Genre : drogue/ chose de la vie/ Yaoi, hétéro.

Rating : M : plus pour la réalité et qu'il faut bien classer

Bêta auditrice : Tenshimizu.


Bruce


Barbara sort un pot de yaourt aux fraises de son sac à provision en pensant à Gary.

« Pourtant, c'est lui qui m'a fourni mon premier sniff. Les choses ont été de plus en plus vite. J'étais persuadée que l'accoutumance c'était pour les autres, moi, j'y échapperai. »

La jeune fille ouvre le pot, tout en continuant dans ses pensées.

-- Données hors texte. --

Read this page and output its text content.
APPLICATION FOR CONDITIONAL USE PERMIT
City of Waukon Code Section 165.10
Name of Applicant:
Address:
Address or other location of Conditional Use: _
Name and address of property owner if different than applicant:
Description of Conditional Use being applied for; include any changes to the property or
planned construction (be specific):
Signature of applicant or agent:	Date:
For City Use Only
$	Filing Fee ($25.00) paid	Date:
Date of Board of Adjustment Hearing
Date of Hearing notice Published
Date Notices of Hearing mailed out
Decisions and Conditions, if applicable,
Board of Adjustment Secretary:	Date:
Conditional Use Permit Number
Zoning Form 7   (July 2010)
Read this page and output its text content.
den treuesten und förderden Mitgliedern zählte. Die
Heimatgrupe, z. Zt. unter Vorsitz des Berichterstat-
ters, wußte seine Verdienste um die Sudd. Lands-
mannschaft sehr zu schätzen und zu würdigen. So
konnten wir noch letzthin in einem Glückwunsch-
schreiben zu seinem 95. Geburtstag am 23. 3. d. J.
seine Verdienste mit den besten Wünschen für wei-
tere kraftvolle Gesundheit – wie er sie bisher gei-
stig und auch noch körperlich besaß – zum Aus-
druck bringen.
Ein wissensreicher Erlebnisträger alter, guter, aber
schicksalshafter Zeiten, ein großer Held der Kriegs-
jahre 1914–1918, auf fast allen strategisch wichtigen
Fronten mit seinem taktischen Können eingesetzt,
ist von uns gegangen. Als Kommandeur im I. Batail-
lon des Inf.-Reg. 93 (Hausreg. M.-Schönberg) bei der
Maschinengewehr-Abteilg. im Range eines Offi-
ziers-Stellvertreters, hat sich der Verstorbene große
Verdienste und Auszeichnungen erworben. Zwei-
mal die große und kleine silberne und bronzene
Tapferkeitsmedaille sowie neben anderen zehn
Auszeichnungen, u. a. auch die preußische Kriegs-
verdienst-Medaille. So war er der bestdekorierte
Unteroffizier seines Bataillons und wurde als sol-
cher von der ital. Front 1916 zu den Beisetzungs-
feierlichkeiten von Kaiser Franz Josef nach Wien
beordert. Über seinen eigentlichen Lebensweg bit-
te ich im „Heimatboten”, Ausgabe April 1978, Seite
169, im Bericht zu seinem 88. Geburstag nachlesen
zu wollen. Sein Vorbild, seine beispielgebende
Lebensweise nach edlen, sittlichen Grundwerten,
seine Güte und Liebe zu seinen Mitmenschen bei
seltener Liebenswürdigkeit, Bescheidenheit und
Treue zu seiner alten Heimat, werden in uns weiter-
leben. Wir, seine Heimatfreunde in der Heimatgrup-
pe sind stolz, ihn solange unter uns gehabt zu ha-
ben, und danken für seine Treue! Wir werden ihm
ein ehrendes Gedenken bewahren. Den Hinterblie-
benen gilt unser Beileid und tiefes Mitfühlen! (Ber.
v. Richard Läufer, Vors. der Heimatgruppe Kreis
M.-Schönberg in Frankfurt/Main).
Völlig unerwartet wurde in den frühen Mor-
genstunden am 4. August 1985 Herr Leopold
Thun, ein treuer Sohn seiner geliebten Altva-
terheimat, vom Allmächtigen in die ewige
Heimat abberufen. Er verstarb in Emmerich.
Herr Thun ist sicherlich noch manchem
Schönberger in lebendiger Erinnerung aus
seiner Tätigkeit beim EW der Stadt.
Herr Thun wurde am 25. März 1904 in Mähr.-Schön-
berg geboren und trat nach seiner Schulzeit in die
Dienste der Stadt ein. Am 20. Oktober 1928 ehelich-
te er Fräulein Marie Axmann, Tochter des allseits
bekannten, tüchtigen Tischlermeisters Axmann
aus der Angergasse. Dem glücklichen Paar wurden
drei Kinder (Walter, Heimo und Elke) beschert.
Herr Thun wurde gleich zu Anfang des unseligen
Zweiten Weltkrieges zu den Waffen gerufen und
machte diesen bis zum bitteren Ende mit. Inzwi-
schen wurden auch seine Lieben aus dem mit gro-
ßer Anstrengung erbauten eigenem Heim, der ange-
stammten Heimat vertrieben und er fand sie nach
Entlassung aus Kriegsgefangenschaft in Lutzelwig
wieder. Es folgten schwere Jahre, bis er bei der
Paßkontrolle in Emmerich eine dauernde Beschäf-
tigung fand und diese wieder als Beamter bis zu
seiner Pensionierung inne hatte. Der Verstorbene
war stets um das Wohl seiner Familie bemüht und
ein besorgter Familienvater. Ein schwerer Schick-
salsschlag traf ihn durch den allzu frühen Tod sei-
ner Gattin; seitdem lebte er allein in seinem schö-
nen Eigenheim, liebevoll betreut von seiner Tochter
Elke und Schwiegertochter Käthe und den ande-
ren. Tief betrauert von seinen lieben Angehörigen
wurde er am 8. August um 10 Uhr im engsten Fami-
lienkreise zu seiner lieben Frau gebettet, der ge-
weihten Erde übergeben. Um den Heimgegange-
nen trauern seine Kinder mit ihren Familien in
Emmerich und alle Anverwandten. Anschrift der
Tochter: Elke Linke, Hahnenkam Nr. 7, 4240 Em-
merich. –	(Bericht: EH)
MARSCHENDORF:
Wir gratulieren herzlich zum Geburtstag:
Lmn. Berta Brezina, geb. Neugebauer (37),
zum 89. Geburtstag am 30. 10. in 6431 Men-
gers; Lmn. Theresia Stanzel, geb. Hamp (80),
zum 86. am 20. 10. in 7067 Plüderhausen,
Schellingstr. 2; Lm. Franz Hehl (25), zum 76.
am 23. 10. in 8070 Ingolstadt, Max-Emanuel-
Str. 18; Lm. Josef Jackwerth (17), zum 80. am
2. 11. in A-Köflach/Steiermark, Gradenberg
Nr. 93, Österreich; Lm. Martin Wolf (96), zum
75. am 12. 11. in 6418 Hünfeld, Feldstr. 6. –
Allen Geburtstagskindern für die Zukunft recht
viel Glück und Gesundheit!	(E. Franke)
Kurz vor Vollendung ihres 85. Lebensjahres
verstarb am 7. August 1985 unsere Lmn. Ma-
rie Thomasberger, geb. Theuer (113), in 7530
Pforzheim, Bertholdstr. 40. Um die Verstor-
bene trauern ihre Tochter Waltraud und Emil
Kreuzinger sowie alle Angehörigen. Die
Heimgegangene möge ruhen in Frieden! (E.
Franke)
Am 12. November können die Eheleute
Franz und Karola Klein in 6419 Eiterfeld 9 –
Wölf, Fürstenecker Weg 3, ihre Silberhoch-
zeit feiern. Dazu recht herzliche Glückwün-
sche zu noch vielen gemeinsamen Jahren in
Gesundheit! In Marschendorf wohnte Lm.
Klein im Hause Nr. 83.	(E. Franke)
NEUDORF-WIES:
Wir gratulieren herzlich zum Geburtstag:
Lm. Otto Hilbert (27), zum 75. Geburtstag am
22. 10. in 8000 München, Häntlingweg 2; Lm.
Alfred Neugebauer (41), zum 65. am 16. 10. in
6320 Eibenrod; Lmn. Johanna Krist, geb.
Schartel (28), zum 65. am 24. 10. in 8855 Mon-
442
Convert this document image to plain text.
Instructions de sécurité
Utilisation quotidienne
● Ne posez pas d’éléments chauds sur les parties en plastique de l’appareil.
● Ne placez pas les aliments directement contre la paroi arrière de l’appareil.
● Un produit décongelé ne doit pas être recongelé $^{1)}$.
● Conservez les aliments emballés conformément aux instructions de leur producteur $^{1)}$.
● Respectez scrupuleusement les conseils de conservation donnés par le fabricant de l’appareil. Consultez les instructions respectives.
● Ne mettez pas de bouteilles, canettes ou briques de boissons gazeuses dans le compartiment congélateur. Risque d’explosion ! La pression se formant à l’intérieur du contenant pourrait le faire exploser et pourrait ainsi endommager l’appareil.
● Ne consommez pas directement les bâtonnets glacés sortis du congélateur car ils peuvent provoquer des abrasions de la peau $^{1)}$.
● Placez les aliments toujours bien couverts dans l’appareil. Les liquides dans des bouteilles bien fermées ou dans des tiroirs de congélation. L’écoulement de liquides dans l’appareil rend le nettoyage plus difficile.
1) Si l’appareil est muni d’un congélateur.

« J'avais bien vu que les cachets n'étaient plus suffisants pour que Gary tienne, son estomac flanchait de plus en plus. Il ne savait presque plus rien avaler. Et puis, j'avais envie d'essayer une fois un sniff. Quand j'entendais les autres raconter leur voyage, j'en avais envie. Ca semblait si cool, si intense. J'avais envie de le vivre ne fusse qu'une fois. »

Flash Back (1997)

Comme tous les vendredis depuis six mois, Barbara a rendez-vous au Coroco avec Gary. Elle a déjà leurs cachets. C'était devenu un petit rituel. Barbara s'occupe de fournir ce qu'il leur faut pour le vendredi soir. Elle fait la manche prétextant ne pas avoir assez d'argent pour reprendre le bus pour rentrer chez elle. Avec son visage d'ange, ça marche très bien, qui aurait pu croire qu'elle fait ça pour acheter des barbituriques un peu plus loin.

Gary arrive, il a l'air d'une loque.

-« Tu n'as rien pris ? » S'étonne Barbara.

-« Si mais j'ai l'impression d'être en manque. Je vomis aussi vite que j'avale. Barbara je n'ai même pas su vendre aujourd'hui. J'ai vomi toute la journée. » Expose le jeune homme en s'appuyant à côté de l'entrée de Coroco.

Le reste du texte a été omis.